Fig. 1. Anisotropic Conductivity Tensors

Fiber orientation is denoted by color, with red denoting left-right, green marking anterior-posterior, and blue being superior-inferior.

Fig. 2. Sulci Identification Procedure

a) Original segmentation showing white matter (white), grey matter (grey), and CSF (black). b) First layer of cortex added to white matter (light grey). No thickness violations c) Second layer of cortex added. Voxel in red show high thickness and is labeled as sulcus. d) Third layer added.
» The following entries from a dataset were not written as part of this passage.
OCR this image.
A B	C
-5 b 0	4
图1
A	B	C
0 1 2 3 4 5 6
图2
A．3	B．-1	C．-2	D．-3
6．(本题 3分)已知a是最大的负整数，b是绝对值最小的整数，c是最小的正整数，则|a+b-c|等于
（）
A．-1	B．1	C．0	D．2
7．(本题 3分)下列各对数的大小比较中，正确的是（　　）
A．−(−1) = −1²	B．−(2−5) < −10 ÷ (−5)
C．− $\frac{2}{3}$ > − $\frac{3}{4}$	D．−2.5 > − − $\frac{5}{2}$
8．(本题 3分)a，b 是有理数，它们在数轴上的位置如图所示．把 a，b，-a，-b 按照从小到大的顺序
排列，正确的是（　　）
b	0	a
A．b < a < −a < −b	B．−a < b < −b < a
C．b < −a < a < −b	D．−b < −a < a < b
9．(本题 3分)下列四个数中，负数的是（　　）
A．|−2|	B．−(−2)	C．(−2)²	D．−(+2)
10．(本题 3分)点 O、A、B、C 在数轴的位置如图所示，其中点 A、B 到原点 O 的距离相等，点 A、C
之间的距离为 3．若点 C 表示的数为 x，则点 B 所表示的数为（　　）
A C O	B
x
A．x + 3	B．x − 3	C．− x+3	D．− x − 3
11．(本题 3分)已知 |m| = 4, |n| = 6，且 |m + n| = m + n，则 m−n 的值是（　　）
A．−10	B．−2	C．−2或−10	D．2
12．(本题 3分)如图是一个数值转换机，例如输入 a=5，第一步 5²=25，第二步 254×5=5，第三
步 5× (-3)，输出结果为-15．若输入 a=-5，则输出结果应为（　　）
All voxels in red subsequently labelled as sulci.

Fig. 3. Brain Segmentation Before/After Model Based Sulci Extraction

a) Axial slice of collected T1 data used for segmentation. b) Original segmentation obtained using automated procedure. c) Segmentation following model based sulci extraction.

Fig. 4. MAG and RDM Distributions with Changing Measurement SNR

In all box plots, the box denotes the median, and the 25th and 75th percentiles. The whiskers show total signal range, and outliers are plotted with +’s. a) Box plots of RDM values for measurements SNR levels of 0–15dB. Results with unconstrained dipole orientations are on the left (in red), and results with dipole orientations constraints are on the right (in blue). b) Corresponding MAG plots.
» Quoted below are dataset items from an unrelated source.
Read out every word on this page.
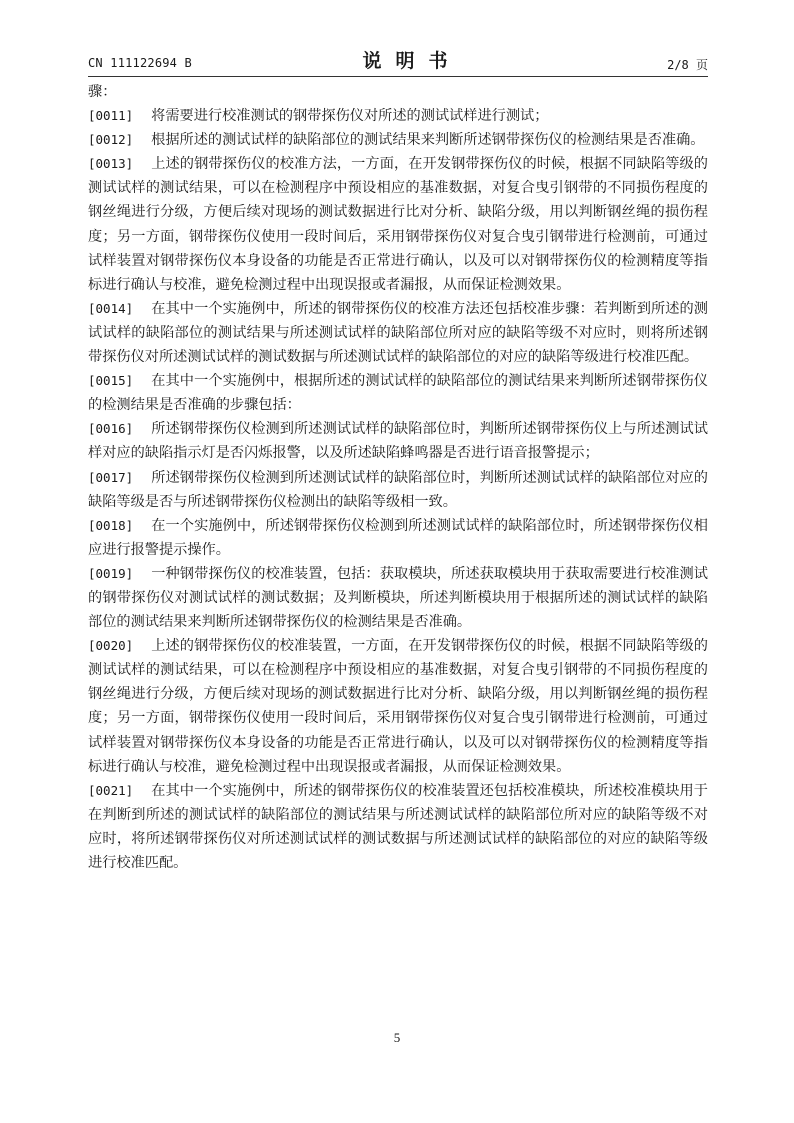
CN 111122694 B	说明书	2/8 页

骤：

[0011] 将需要进行校准测试的钢带探伤仪对所述的测试试样进行测试；

[0012] 根据所述的测试试样的缺陷部位的测试结果来判断所述钢带探伤仪的检测结果是否准确。

[0013] 上述的钢带探伤仪的校准方法，一方面，在开发钢带探伤仪的时候，根据不同缺陷等级的测试试样的测试结果，可以在检测程序中预设相应的基准数据，对复合曳引钢带的不同损伤程度的钢丝绳进行分级，方便后续对现场的测试数据进行比对分析、缺陷分级，用以判断钢丝绳的损伤程度；另一方面，钢带探伤仪使用一段时间后，采用钢带探伤仪对复合曳引钢带进行检测前，可通过试样装置对钢带探伤仪本身设备的功能是否正常进行确认，以及可以对钢带探伤仪的检测精度等指标进行确认与校准，避免检测过程中出现误报或者漏报，从而保证检测效果。

[0014] 在其中一个实施例中，所述的钢带探伤仪的校准方法还包括校准步骤：若判断到所述的测试试样的缺陷部位的测试结果与所述测试试样的缺陷部位所对应的缺陷等级不对应时，则将所述钢带探伤仪对所述测试试样的测试数据与所述测试试样的缺陷部位的对应的缺陷等级进行校准匹配。

[0015] 在其中一个实施例中，根据所述的测试试样的缺陷部位的测试结果来判断所述钢带探伤仪的检测结果是否准确的步骤包括：

[0016] 所述钢带探伤仪检测到所述测试试样的缺陷部位时，判断所述钢带探伤仪上与所述测试试样对应的缺陷指示灯是否闪烁报警，以及所述缺陷蜂鸣器是否进行语音报警提示；

[0017] 所述钢带探伤仪检测到所述测试试样的缺陷部位时，判断所述测试试样的缺陷部位对应的缺陷等级是否与所述钢带探伤仪检测出的缺陷等级相一致。

[0018] 在一个实施例中，所述钢带探伤仪检测到所述测试试样的缺陷部位时，所述钢带探伤仪相应进行报警提示操作。

[0019] 一种钢带探伤仪的校准装置，包括：获取模块，所述获取模块用于获取需要进行校准测试的钢带探伤仪对测试试样的测试数据；及判断模块，所述判断模块用于根据所述的测试试样的缺陷部位的测试结果来判断所述钢带探伤仪的检测结果是否准确。

[0020] 上述的钢带探伤仪的校准装置，一方面，在开发钢带探伤仪的时候，根据不同缺陷等级的测试试样的测试结果，可以在检测程序中预设相应的基准数据，对复合曳引钢带的不同损伤程度的钢丝绳进行分级，方便后续对现场的测试数据进行比对分析、缺陷分级，用以判断钢丝绳的损伤程度；另一方面，钢带探伤仪使用一段时间后，采用钢带探伤仪对复合曳引钢带进行检测前，可通过试样装置对钢带探伤仪本身设备的功能是否正常进行确认，以及可以对钢带探伤仪的检测精度等指标进行确认与校准，避免检测过程中出现误报或者漏报，从而保证检测效果。

[0021] 在其中一个实施例中，所述的钢带探伤仪的校准装置还包括校准模块，所述校准模块用于在判断到所述的测试试样的缺陷部位的测试结果与所述测试试样的缺陷部位所对应的缺陷等级不对应时，将所述钢带探伤仪对所述测试试样的测试数据与所述测试试样的缺陷部位的对应的缺陷等级进行校准匹配。

5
Fig. 5. MAG and RDM Distributions with Changing Number of Active Regions

a) Box plots of RDM values for 1–3 target regions. Results with unconstrained dipole orientations are on the left (in red), and results with dipole orientations constraints are on the right (in blue). b) Corresponding MAG plots. c) Percentage improvement in RDM d) Percentage improvement in MAG

Fig. 6. MAG and RDM Distributions with Changing Image Noise Levels

a) Box plots of RDM values for image noise levels of 5–25%. Results with unconstrained dipole orientations are on the left (in red), and results with dipole orientations constraints are on the right (in blue). b) Corresponding MAG plots. c) Percentage Improvement in RDM d) Percentage Improvement in MAG

Fig. 7. Simulation Results - One Active Region

Reconstruction results for activity simulated within the right superior parietal lobule. (a, d, g, j) show true region of activity in Patients #1–4. (b, e, h, k) show reconstructions with unconstrained dipoles within each voxel. (c, f, i, l) are reconstructions with constrained dipole orientations. Each reconstruction (in color) is overlaid on a slice from the T1 MRI located approximately through the midpoint of the true activity region.
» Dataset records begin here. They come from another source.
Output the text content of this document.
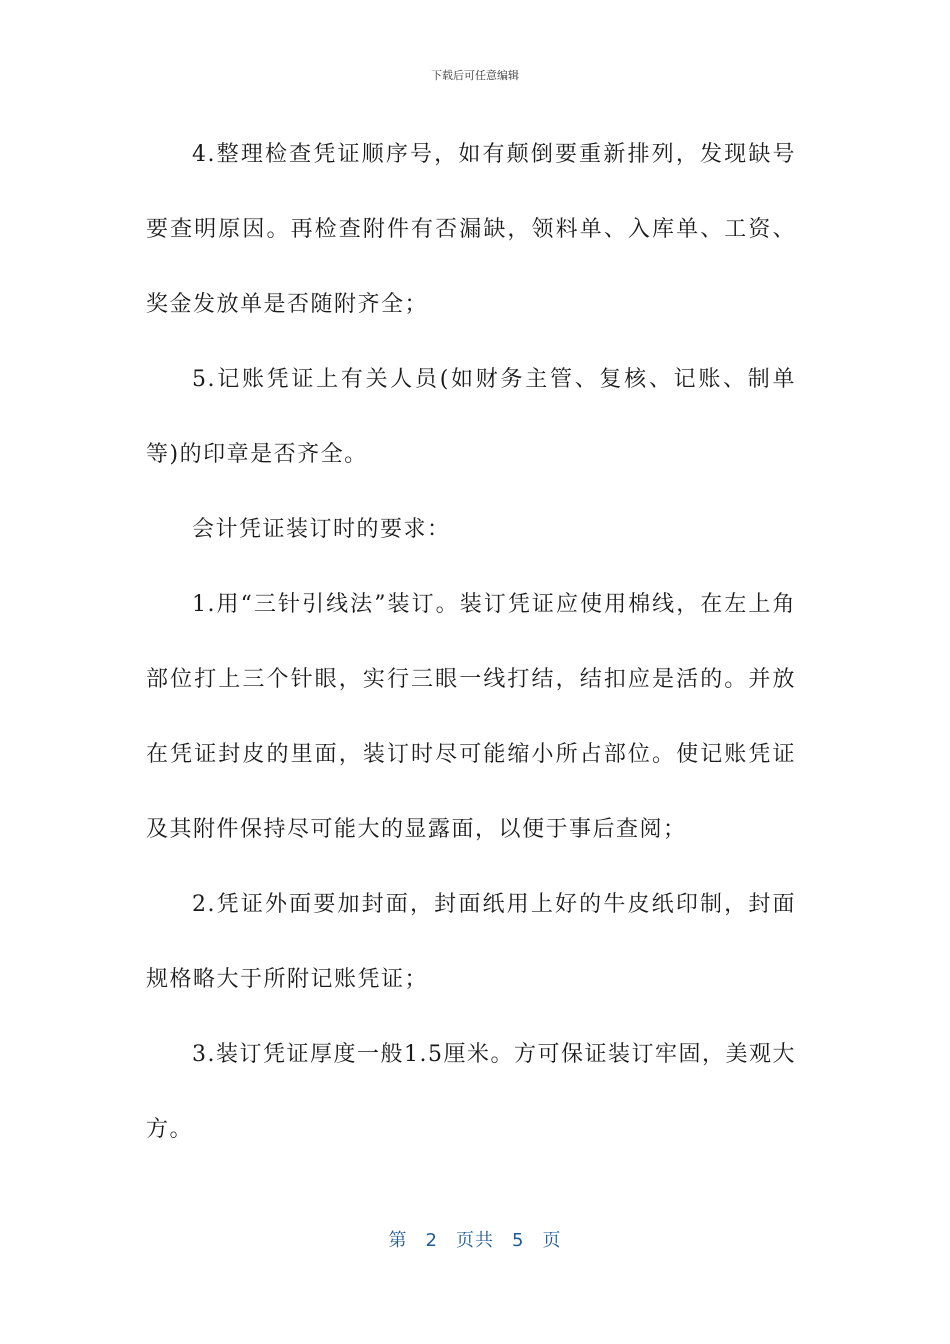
下载后可任意编辑

4.整理检查凭证顺序号，如有颠倒要重新排列，发现缺号要查明原因。再检查附件有否漏缺，领料单、入库单、工资、奖金发放单是否随附齐全；

5.记账凭证上有关人员(如财务主管、复核、记账、制单等)的印章是否齐全。

会计凭证装订时的要求：

1.用“三针引线法”装订。装订凭证应使用棉线，在左上角部位打上三个针眼，实行三眼一线打结，结扣应是活的。并放在凭证封皮的里面，装订时尽可能缩小所占部位。使记账凭证及其附件保持尽可能大的显露面，以便于事后查阅；

2.凭证外面要加封面，封面纸用上好的牛皮纸印制，封面规格略大于所附记账凭证；

3.装订凭证厚度一般1.5厘米。方可保证装订牢固，美观大方。

第 2 页共 5 页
Fig. 8. Simulation Results - Two Active Regions

Reconstruction results for activity simulated within two regions: the right anterior supra marginal gyrus and the right posterior middle temporal gyrus. (a, d, g, j) show true region of activity in Patients #1–4. (b, e, h, k) show reconstructions with unconstrained dipoles within each voxel. (c, f, i, l) are reconstructions with constrained dipole orientations. Each reconstruction (in color) is overlaid on a slice from the T1 MRI located approximately through the midpoint of the true activity region.

Fig. 9. Simulation Results - Three Active Regions

Reconstruction results for activity simulated within the left angular gyrus, posterior aspect of the right inferior temporal gyrus, and the right anterior supra marginal gyrus. (a, g, m, s) show true region of right hemisphere activity in Patients #1–4. (b, h, n, t) show reconstructions in the right hemisphere with unconstrained dipoles within each voxel. (c, i, o, l) are right hemisphere reconstructions with constrained dipole orientations. (d, j, p, v) show the true activity within the left hemisphere. (e, k, q, w) are left hemisphere reconstructions with unconstrained dipoles. (f, l, r, x) are right hemisphere reconstructions with constrained dipole orientations. Each reconstruction (in color) is overlaid on a slice from the T1 MRI located approximately through the midpoint of the true activity region.

Fig. 10. Reconstructions of Interictal Spike Data

Reconstruction images with and without dipole orientation constraints for four patients.